Vielfältige und top-geratete Produkte

  • Die Württembergische bietet für jeden Anlegertyp geeignete Produkte und Lösungen. Von klassisch bis fondsgebunden.
  • Auf Wunsch zahlt die Württembergische bei Berufsunfähigkeit Ihre Beiträge weiter, so dass Ihre Vorsorge in diesem Fall voll erhalten bleibt – und das ohne Gesundheitsfragen.

Die betriebliche Altersvorsorge einfach erklärt:

Das Prinzip ist einfach: Sie vereinbaren mit Ihrem Arbeitgeber, dass ein Teil Ihres Entgelts für eine Betriebsrente verwendet wird.

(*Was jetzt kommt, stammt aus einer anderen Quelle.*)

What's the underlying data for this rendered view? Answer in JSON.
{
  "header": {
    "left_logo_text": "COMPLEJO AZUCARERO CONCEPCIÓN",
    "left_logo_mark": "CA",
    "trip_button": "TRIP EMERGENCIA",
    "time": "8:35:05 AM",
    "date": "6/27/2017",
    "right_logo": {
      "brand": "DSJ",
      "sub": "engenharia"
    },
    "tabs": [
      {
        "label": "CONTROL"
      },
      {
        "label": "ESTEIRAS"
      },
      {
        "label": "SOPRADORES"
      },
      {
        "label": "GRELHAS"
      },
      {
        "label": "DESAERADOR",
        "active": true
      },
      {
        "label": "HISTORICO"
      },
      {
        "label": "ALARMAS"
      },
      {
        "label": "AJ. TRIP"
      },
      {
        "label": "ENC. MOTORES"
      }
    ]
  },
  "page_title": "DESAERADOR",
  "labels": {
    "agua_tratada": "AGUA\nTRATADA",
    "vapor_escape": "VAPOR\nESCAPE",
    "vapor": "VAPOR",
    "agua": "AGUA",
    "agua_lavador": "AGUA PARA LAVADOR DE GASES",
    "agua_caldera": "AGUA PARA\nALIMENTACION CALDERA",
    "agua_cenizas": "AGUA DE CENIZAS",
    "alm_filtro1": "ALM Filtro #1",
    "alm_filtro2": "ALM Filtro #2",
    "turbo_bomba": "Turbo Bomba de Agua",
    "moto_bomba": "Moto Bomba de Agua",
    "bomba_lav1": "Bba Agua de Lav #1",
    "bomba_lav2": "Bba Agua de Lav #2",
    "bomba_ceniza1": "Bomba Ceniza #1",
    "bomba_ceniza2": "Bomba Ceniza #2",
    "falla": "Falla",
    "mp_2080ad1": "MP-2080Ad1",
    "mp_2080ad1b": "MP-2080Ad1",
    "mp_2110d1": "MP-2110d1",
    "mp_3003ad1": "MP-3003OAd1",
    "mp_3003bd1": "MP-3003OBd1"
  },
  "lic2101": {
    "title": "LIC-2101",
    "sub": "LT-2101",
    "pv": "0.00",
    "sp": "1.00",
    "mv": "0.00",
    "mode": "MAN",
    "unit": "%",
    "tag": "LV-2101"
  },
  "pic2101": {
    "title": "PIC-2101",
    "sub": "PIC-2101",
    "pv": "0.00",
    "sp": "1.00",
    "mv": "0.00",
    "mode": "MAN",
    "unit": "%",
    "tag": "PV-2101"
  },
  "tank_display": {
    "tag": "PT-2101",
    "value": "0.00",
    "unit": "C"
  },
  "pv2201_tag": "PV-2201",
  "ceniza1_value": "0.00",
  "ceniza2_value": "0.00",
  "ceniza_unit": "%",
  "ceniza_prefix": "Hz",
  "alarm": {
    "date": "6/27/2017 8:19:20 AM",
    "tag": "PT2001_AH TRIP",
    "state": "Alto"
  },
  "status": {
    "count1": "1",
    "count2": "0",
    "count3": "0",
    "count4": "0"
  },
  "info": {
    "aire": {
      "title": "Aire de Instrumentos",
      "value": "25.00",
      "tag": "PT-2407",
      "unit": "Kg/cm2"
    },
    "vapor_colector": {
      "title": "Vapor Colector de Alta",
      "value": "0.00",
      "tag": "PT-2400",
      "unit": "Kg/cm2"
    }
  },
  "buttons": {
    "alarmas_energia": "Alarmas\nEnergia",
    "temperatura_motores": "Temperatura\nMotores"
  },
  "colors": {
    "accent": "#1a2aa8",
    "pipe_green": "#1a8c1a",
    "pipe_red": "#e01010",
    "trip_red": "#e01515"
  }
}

Damit sparen Sie Steuern und Sozialabgaben und bauen sich gleichzeitig eine Altersversorgung auf.

Die Hälfte zahlt der Staat

100 EUR in die Altersvorsorge investieren – nur 50 EUR selbst bezahlen.

Beispiel: Arbeitnehmer, 30 Jahre, verdient 2.800 EUR brutto im Monat (Steuerklasse 1, keine Kinder), möchte monatlich 100 EUR in eine Betriebsrente investieren.

bisher: neu: mit Entgeltumwandlung
Bruttogehalt 2.800 EUR 2.800 EUR
./. mtl. Beitrag für eine Betriebsrente - 100 EUR 100 EUR Vorsorgebeitrag
Steuerbrutto 2.800 EUR 2.700 EUR
./. Steuern - 441 EUR - 412 EUR
./. Sozialabgaben - 579 EUR - 558 EUR
Nettoeinkommen 1.780 EUR 1.730 EUR 50 EUR Nettoaufwand
Nettoaufwand 50 EUR
Berücksichtigt wurde ein Beitrag zur Krankenversicherung von 15,7%, Kirchensteuer 8%, Stand September 2016

Diese Leistungen kann ein 30jähriger dadurch erreichen.

Garantierente/Garantiekapital 144 EUR mtl. oder 49.282 EUR einmalig
Diese Leistungen sind garantiert. Sie erhöhen sich um nicht garantierte Überschüsse.
Gesamtrente/Gesamtkapital 305 EUR mtl. oder 73.497 EUR einmalig
Die in diesen Beträgen enthaltenen Überschusswerte einschließlich des Extra-Überschusses von derzeit 0,25 % können nicht garantiert werden. Sie sind nur als unverbindliche Beispiele anzusehen, wobei vereinfachend angenommen wurde, dass die derzeitigen Überschussanteilsätze (Stand 2016) während der gesamten Versicherungsdauer unverändert bleiben. Ausführliche Informationen enthalten unverbindliche Beispielrechnungen mit Erläuterungen zur Überschussbeteiligung, die Sie bei uns anfordern können.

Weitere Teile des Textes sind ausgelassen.